# Murfreesboro, TN - Young Jack, OTI



## dd (Jun 10, 2003)

Jack is about two years, very playful. Was not getting on with the older lab in the household, may be male dog dominant.

Great with people. He is not on Petfinder, I do not have his ID number.

Rutherford County P.A.W.S. 
285 John Rice Blvd 
Murfreesboro, TN 37129 
Phone (615) 898-7740 / Fax (615) 898-7994


----------



## Borrelli21 (Oct 16, 2007)

Awwwww, he is great!


----------



## CindyM (Mar 20, 2007)

bump


----------



## dd (Jun 10, 2003)

I have heard that Jack is being rescued.


----------



## Strana1 (Feb 9, 2008)

Is this confimed?

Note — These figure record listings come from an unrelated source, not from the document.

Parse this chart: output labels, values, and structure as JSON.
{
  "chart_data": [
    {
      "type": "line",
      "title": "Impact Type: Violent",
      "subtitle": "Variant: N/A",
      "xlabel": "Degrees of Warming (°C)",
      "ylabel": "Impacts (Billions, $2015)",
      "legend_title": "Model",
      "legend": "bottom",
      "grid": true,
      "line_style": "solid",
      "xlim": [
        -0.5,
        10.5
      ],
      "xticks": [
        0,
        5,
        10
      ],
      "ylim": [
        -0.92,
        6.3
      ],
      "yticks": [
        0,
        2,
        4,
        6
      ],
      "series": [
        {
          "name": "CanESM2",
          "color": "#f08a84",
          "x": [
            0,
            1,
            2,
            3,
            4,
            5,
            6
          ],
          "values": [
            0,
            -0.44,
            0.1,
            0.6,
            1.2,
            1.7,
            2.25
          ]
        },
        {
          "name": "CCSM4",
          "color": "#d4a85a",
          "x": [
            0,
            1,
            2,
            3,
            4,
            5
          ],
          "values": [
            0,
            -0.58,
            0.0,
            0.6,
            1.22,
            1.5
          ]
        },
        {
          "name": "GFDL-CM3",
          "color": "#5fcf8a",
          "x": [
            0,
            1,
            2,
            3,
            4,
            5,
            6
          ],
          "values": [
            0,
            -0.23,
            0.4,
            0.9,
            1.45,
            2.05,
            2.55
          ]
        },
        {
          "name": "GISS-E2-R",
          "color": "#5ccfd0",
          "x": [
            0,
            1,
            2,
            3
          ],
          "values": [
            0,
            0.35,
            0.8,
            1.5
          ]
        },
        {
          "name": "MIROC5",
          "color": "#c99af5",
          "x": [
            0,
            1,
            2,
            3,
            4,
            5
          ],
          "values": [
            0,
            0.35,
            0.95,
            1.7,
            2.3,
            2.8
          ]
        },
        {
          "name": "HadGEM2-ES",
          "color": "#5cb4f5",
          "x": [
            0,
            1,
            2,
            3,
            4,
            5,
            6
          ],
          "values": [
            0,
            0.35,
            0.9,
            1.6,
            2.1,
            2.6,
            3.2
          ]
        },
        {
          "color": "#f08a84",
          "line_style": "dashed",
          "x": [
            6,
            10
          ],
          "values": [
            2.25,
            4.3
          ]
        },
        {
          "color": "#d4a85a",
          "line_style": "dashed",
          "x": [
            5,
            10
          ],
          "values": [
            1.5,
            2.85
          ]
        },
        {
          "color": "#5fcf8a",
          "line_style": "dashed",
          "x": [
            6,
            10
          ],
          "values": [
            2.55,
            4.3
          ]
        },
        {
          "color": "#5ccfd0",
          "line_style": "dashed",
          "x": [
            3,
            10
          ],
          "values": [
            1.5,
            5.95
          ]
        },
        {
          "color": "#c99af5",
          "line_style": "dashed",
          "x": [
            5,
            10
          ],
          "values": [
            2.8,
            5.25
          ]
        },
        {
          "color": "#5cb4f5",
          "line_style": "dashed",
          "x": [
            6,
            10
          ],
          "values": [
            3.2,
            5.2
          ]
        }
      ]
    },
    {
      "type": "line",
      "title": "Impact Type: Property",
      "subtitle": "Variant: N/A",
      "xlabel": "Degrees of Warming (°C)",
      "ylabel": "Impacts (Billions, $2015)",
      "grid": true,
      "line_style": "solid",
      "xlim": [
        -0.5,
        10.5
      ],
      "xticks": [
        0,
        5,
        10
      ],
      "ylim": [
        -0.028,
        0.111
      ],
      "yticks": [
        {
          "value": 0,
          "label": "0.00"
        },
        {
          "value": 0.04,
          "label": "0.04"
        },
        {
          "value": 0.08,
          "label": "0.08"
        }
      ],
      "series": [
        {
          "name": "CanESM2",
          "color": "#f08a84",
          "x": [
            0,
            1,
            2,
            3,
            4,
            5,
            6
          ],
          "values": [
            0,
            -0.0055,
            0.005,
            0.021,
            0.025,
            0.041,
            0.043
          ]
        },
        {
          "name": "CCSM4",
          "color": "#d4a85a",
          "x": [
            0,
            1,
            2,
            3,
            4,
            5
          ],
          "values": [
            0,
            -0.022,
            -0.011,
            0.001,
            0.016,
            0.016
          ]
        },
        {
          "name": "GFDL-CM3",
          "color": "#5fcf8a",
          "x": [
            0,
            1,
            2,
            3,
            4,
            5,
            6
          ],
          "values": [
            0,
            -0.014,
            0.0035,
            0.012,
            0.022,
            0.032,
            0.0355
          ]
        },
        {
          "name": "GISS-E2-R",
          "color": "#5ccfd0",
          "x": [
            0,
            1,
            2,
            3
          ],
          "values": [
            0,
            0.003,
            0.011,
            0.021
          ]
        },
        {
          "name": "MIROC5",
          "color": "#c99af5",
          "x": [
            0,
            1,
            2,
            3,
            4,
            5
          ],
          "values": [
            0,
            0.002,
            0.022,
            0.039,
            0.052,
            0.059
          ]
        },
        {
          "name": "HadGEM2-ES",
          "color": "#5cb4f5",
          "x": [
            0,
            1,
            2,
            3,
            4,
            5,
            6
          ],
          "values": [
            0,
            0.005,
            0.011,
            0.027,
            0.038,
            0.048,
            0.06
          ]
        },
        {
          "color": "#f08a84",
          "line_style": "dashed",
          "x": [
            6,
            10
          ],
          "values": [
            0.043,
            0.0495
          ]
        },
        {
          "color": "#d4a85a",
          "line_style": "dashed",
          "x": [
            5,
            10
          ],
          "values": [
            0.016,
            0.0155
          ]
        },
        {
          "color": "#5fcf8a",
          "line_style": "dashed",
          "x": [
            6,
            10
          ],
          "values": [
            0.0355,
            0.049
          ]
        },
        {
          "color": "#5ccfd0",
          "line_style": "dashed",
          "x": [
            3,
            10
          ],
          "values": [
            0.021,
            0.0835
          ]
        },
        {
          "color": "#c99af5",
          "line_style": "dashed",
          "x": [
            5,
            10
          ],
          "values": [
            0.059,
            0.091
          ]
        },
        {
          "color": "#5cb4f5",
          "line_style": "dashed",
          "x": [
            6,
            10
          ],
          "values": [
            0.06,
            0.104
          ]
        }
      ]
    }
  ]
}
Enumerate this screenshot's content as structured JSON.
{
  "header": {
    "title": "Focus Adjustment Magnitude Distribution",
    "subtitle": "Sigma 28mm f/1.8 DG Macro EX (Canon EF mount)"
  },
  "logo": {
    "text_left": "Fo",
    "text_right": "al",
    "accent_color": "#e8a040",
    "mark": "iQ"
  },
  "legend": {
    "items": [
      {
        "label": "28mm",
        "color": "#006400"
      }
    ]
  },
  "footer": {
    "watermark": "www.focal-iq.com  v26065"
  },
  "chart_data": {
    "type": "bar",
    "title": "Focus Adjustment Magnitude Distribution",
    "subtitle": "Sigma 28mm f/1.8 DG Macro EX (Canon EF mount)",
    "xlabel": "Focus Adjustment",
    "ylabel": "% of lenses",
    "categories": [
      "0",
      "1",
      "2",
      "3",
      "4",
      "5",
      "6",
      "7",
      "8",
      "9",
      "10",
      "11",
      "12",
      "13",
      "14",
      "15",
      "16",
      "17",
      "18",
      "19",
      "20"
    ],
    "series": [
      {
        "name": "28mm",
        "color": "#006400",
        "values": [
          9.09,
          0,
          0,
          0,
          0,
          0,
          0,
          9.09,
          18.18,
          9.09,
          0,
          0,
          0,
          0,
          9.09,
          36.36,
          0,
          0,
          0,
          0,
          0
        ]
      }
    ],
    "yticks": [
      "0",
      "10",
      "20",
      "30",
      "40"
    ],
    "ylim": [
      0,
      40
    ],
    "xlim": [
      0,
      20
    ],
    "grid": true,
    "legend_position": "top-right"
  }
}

I was going to work on trying to get him pull and transported to NH.

Here is his petfinder link. There is a video of him, they test him with a male choc lab, no issues. He is approached by a 3-4 yo girl and he wants to follow her home. Its heartbreaking.

http://www.petfinder.com/petnote/displaypet.cgi?petid=11129267


----------



## dd (Jun 10, 2003)

I was told a local rescue is pulling him. I have asked to be contacted in the event this falls through.


----------